Parish and manorial histories
Local history can be colourful but unreliable. Place no faith in statements made without a source supplied. You can track down local history via bibliographies listed under local listory, or in the catalogues of local studies libraries. A few general hints:
- Parish histories generally include manorial history. In many cases parish and manor were coterminous, the manorial lord having built the church for his manor and so created the parish. However it is not always so straightforward. The subdivision of manors or grants of land could result in two or more manors within one parish.
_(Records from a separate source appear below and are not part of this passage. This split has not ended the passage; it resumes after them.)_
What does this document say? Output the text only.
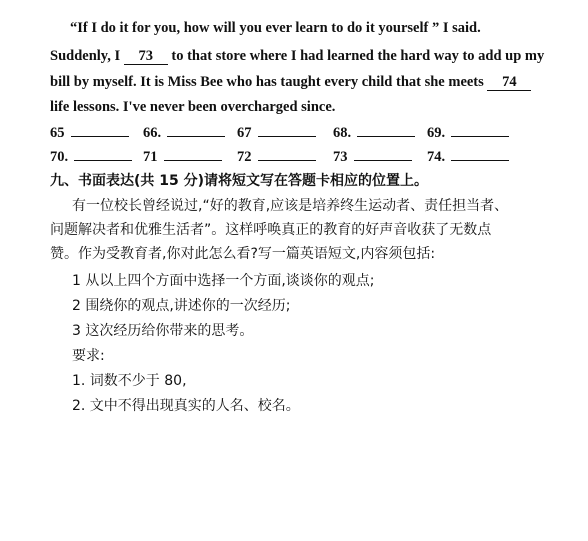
“If I do it for you, how will you ever learn to do it yourself ” I said.
Suddenly, I 73 to that store where I had learned the hard way to add up my
bill by myself. It is Miss Bee who has taught every child that she meets 74
life lessons. I've never been overcharged since.
65	66.	67	68.	69.
70.	71	72	73	74.
九、书面表达(共 15 分)请将短文写在答题卡相应的位置上。
有一位校长曾经说过,“好的教育,应该是培养终生运动者、责任担当者、
问题解决者和优雅生活者”。这样呼唤真正的教育的好声音收获了无数点
赞。作为受教育者,你对此怎么看?写一篇英语短文,内容须包括:
1 从以上四个方面中选择一个方面,谈谈你的观点;
2 围绕你的观点,讲述你的一次经历;
3 这次经历给你带来的思考。
要求:
1. 词数不少于 80,
2. 文中不得出现真实的人名、校名。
For example see A Gazetteer of Cornish Manors by Cornwall Record Office and Ian Mortimer's Guide to the Manors of Devon.
- Journals of local historical or archaeological societies often include parish and manorial histories.
- County histories include parish and manorial histories. For England the standard is set by the Victoria County History, which supersedes the older county histories, but it remains incomplete.
- In recent years there has been a wave of inter-disciplinary settlement studies which combine documentary sources with archaeological and/or standing building evidence. Some focus on specific manors, for example: J. Lyttleton and T. O'Keeffe (eds.), The Manor in Medieval and Early Modern Ireland (2005).